During interviews with victims, police began to suspect that bodies had been hidden at the home, which was used as a police station in the TV series Bergerac.
Three former residents independently told of friends suddenly disappearing. Jersey police called in the two sniffer dogs - both used in the Madeleine McCann inquiry - and ground-penetrating radar.
The skeleton was found in a corridor leading off a central courtyard. Among the remains, thought to date from the early 1980s, were a girl’s hair clasp, a button and a piece of fabric.
The man heading the inquiry, Deputy Chief Officer Lenny Harper, said the discovery may be only “the tip of the iceberg”.
Asked if he expected to find more bodies, he said: “There could be six or more. It could be higher than that. Half the sites are inside and half are outside.
“In each case the radar has tended to show some sort of disturbance under the ground where the dog has picked up the scent of something.

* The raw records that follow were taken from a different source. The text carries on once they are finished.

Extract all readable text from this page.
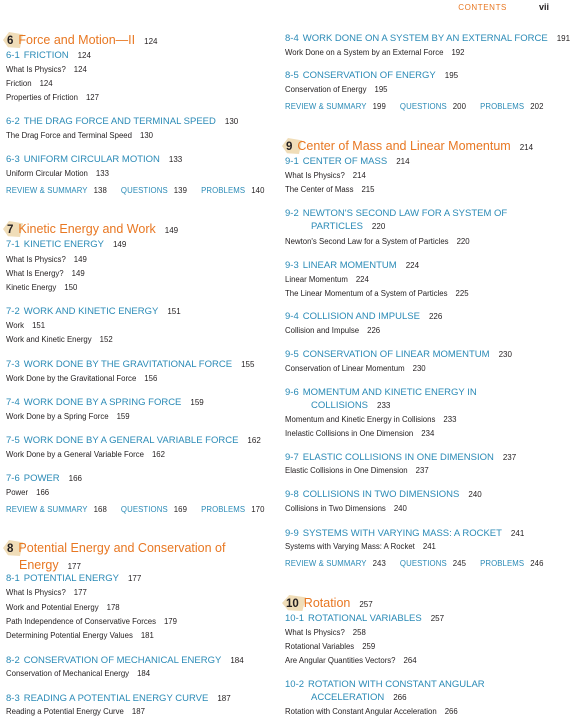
CONTENTS	vii
6 Force and Motion—II 124
6-1 FRICTION 124
What Is Physics? 124
Friction 124
Properties of Friction 127
6-2 THE DRAG FORCE AND TERMINAL SPEED 130
The Drag Force and Terminal Speed 130
6-3 UNIFORM CIRCULAR MOTION 133
Uniform Circular Motion 133
REVIEW & SUMMARY 138 QUESTIONS 139 PROBLEMS 140
7 Kinetic Energy and Work 149
7-1 KINETIC ENERGY 149
What Is Physics? 149
What Is Energy? 149
Kinetic Energy 150
7-2 WORK AND KINETIC ENERGY 151
Work 151
Work and Kinetic Energy 152
7-3 WORK DONE BY THE GRAVITATIONAL FORCE 155
Work Done by the Gravitational Force 156
7-4 WORK DONE BY A SPRING FORCE 159
Work Done by a Spring Force 159
7-5 WORK DONE BY A GENERAL VARIABLE FORCE 162
Work Done by a General Variable Force 162
7-6 POWER 166
Power 166
REVIEW & SUMMARY 168 QUESTIONS 169 PROBLEMS 170
8 Potential Energy and Conservation of
Energy 177
8-1 POTENTIAL ENERGY 177
What Is Physics? 177
Work and Potential Energy 178
Path Independence of Conservative Forces 179
Determining Potential Energy Values 181
8-2 CONSERVATION OF MECHANICAL ENERGY 184
Conservation of Mechanical Energy 184
8-3 READING A POTENTIAL ENERGY CURVE 187
Reading a Potential Energy Curve 187
8-4 WORK DONE ON A SYSTEM BY AN EXTERNAL FORCE 191
Work Done on a System by an External Force 192
8-5 CONSERVATION OF ENERGY 195
Conservation of Energy 195
REVIEW & SUMMARY 199 QUESTIONS 200 PROBLEMS 202
9 Center of Mass and Linear Momentum 214
9-1 CENTER OF MASS 214
What Is Physics? 214
The Center of Mass 215
9-2 NEWTON'S SECOND LAW FOR A SYSTEM OF
PARTICLES 220
Newton's Second Law for a System of Particles 220
9-3 LINEAR MOMENTUM 224
Linear Momentum 224
The Linear Momentum of a System of Particles 225
9-4 COLLISION AND IMPULSE 226
Collision and Impulse 226
9-5 CONSERVATION OF LINEAR MOMENTUM 230
Conservation of Linear Momentum 230
9-6 MOMENTUM AND KINETIC ENERGY IN
COLLISIONS 233
Momentum and Kinetic Energy in Collisions 233
Inelastic Collisions in One Dimension 234
9-7 ELASTIC COLLISIONS IN ONE DIMENSION 237
Elastic Collisions in One Dimension 237
9-8 COLLISIONS IN TWO DIMENSIONS 240
Collisions in Two Dimensions 240
9-9 SYSTEMS WITH VARYING MASS: A ROCKET 241
Systems with Varying Mass: A Rocket 241
REVIEW & SUMMARY 243 QUESTIONS 245 PROBLEMS 246
10 Rotation 257
10-1 ROTATIONAL VARIABLES 257
What Is Physics? 258
Rotational Variables 259
Are Angular Quantities Vectors? 264
10-2 ROTATION WITH CONSTANT ANGULAR
ACCELERATION 266
Rotation with Constant Angular Acceleration 266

“We can’t say it was homicide but much of the information we are receiving leads us to this fear.”
More than 1,000 children are thought to have lived in the 60-bed home, now a youth hostel, from the early 1950s until its closure in the mid-1980s.
Children from eight to 14 were sent there for various reasons. Many had special needs and came from broken or dysfunctional families, making tracing relatives an even tougher job.
There was also a secure unit for youngsters who had committed offences in Jersey.
When the home closed down, children were transferred to other institutions across Jersey where abuse continued until the early part of this decade.
The police inquiry began in secret and was made public only in November last year.
By then victims had been traced as far away as Australia and Thailand.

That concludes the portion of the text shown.